The words Connor had been holding in broke out, and the sound of them burned in his own ears as he said them. “Is that what you think of me, Priya?”

She blinked. “I wasn’t talking about you, Connor.”

“Don’t lie. You know you were. You definitely don’t think I’m someone who ‘chooses his own direction’ like Rod. Or yourself. Or Danny. So that makes me a fitting-in machine.”

“Well…” He could tell she was uncomfortable lying right after he’d called her out on it. “You do go along with Rod a lot of the time.”

“If I went along with you would you think I was a fitting-in machine’?”

“Connor…”

“You don’t want me to make my own decisions or to be my own man or any of that. You want me to agree with you.”

“Connor, if you really think about it you know things would be better if everybody listened to me instead of him.”

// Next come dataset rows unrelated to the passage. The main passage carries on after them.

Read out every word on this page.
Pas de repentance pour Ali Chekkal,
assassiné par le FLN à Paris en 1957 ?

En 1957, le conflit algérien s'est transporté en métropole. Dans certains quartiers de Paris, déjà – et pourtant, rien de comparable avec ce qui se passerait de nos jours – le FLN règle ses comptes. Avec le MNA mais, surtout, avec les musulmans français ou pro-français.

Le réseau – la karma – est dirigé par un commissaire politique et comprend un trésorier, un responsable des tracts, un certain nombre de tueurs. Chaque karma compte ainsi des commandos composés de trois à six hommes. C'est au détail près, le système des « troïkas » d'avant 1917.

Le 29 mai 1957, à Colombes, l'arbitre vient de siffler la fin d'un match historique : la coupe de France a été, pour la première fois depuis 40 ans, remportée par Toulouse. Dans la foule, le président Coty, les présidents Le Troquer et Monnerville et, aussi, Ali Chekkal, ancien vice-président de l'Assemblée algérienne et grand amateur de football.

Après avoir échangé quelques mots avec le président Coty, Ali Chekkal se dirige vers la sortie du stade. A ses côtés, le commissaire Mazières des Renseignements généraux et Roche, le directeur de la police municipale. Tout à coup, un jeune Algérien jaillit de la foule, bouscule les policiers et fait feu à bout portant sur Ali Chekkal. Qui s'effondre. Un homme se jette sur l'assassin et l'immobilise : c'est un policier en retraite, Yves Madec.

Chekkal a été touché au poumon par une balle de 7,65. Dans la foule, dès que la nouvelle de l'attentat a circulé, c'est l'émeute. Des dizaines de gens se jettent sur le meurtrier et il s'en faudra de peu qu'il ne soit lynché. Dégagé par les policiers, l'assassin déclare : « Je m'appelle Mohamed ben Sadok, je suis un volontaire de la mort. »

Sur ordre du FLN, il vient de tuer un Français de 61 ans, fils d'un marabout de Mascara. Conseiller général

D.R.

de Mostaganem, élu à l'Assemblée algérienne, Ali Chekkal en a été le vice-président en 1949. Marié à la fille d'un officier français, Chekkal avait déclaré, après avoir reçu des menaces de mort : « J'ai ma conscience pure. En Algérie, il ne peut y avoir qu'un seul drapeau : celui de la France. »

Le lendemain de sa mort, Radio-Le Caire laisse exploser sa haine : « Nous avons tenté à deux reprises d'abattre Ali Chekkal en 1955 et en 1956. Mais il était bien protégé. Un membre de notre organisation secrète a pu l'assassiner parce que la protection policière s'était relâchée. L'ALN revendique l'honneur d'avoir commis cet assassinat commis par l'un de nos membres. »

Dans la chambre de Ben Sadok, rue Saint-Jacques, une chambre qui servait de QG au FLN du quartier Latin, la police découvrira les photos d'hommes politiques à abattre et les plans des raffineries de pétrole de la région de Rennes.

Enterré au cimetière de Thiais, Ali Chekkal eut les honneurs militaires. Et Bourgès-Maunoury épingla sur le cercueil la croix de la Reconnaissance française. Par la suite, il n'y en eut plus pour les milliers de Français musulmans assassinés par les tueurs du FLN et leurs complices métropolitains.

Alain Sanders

“Maybe so,” he said, “but then don’t pretend what you want is for everyone to be independent thinkers.”

And he stood up. If Priya had said something then he might have stayed, but she didn’t. He walked to the edge of the roof and stepped off of it.

###

PHONE CALL BETWEEN ELIAS KAPLAN AND JONATHAN AKIYAMA (TRANSCRIPT)

[E.K.] Um, hello?

[J.A.] Hello, Mr. Kaplan.

[E.K.] You’re Akiyama?

[J.A.] I am, Mr. Kaplan.

[E.K.] So are you the Gray Boss or something?

[J.A.] I am no one’s boss. We that you call “Grays” all want the same thing, and so we have no need of dominance hierarchies. I am more the center than the head.

[E.K.] Did you think that was informative? Because it wasn’t. If you’re not the boss, who are you?

[J.A.] I coordinate. When a decision must be made, I consolidate analyses to finalize a course of action.

[E.K.] So you’re the boss.

[J.A.] You are quibbling over terminology in an attempt to exert dominance.

[E.K.] Am I?

[J.A.] Soon enough, you’ll no longer want to.